Base Camp 1: Angers Our adventure began in Angers, where we uncovered the medieval splendor of Chateau d'Angers, explored the fascinating secrets of Château de Brézé, and marveled at the grandeur of Chateau de Brissac.
Base Camp 2: Chinon Our journey continued in Chinon, where the captivating history of Chateau de Chinon awaited us. We ventured on to Chateau d'Usse, often referred to as the 'Sleeping Beauty Castle,' and immersed ourselves in the elegance of Chateau Azay-le-Rideau, and the magnificent gardens of Chateau de Villandry.
Base Camp 3: Amboise Our final base camp was set in Amboise, a charming town that served as the gateway to more spectacular chateaux. Here, we explored the regal Chateau d'Amboise, the romantic Chateau de Chenonceau, marveled at Chateau de Chambord's architectural wonder.
Angers was stop # 1 on our Loire Valley adventure, and because our hotel was only a few blocks from Château d'Angers, which allowed us to park the car and hike over to the fortress. The less than perfect issue that arose, was that it was Sunday when we visited the fortress, which meant that a lot of stores & restaurants were not open. It was probably to our advantage that we hiked from our hotel to the fortress, as parking was very limited and there were no empty spaces.
Approaching the château, visitors are immediately struck by its imposing walls and massive stone turrets. The castle's 17 towering towers create an awe-inspiring silhouette against the sky. Once inside, you'll find a treasure trove of historical artifacts, including the renowned Apocalypse Tapestry, a masterpiece of medieval art that tells the story of the Book of Revelation in intricate detail.
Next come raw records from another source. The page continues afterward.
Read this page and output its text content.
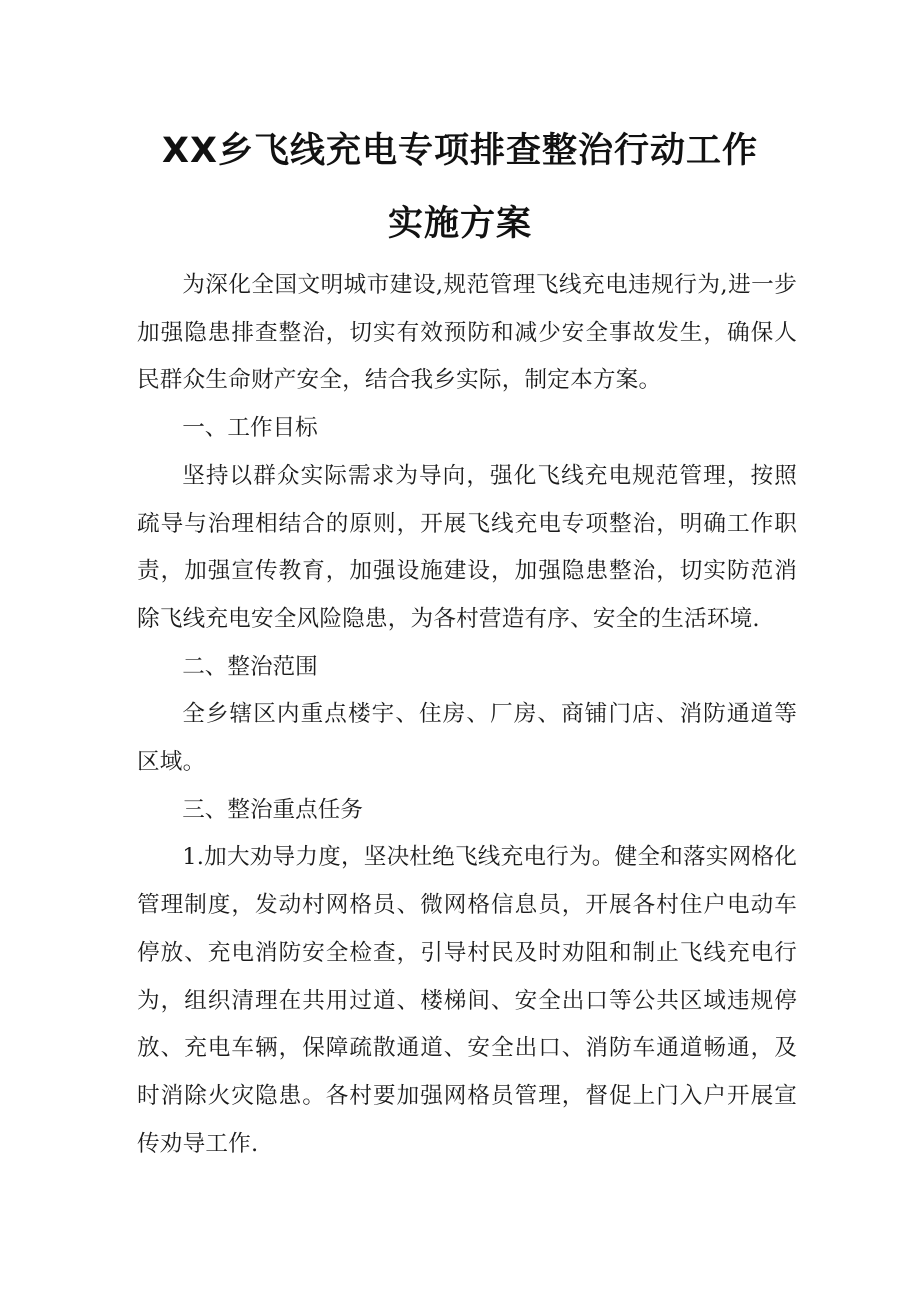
XX乡飞线充电专项排查整治行动工作
实施方案

为深化全国文明城市建设,规范管理飞线充电违规行为,进一步加强隐患排查整治，切实有效预防和减少安全事故发生，确保人民群众生命财产安全，结合我乡实际，制定本方案。

一、工作目标

坚持以群众实际需求为导向，强化飞线充电规范管理，按照疏导与治理相结合的原则，开展飞线充电专项整治，明确工作职责，加强宣传教育，加强设施建设，加强隐患整治，切实防范消除飞线充电安全风险隐患，为各村营造有序、安全的生活环境.

二、整治范围

全乡辖区内重点楼宇、住房、厂房、商铺门店、消防通道等区域。

三、整治重点任务

1.加大劝导力度，坚决杜绝飞线充电行为。健全和落实网格化管理制度，发动村网格员、微网格信息员，开展各村住户电动车停放、充电消防安全检查，引导村民及时劝阻和制止飞线充电行为，组织清理在共用过道、楼梯间、安全出口等公共区域违规停放、充电车辆，保障疏散通道、安全出口、消防车通道畅通，及时消除火灾隐患。各村要加强网格员管理，督促上门入户开展宣传劝导工作.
The construction of Château d'Angers dates back to the 9th century, making it one of the oldest castles in France. The castle served various purposes throughout its history, including as a defensive fortress, a royal residence, and even a prison. One of its most famous occupants was Duke René of Anjou, who was a renowned patron of the arts and responsible for commissioning the famous "Apocalypse Tapestry," which is displayed within the castle.
In 1204, the region was conquered by Philip II and the new castle was constructed during the minority of his grandson, Louis IX ("Saint Louis") in the early part of the 13th century. Louis IX rebuilt the castle in whitestone and black slate, with 17 semicircular towers.
Château d'Angers is not only a historical marvel but also a vibrant cultural center, hosting exhibitions, concerts, and events throughout the year. The beautifully maintained gardens surrounding the castle offer a serene escape, featuring lush greenery, fragrant flowers, and serene water features.
We departed Angers for Chinon and stopped in the village of Brissac-Quincé where the Château de Brissac is located. This magnificent château is often referred to as the "Giant of the Loire Valley" due to its impressive seven stories, making it the tallest château in France. Originally constructed in the 11th century as a fortress, it underwent significant renovations in the 16th century, which transformed it into the elegant castle we see today.
As we drove up to the château, its impressive towers and turrets rising majestically above the surrounding vineyards and lush greenery immediately grabbed our attention. The château's façade, adorned with intricate details and elegant windows, leaves visitors in awe. Stepping inside, you'll be greeted by beautifully decorated rooms, each with its own unique charm and character. The highlight is undoubtedly the grand gallery, an exquisite double-height chamber adorned with sumptuous tapestries and chandeliers.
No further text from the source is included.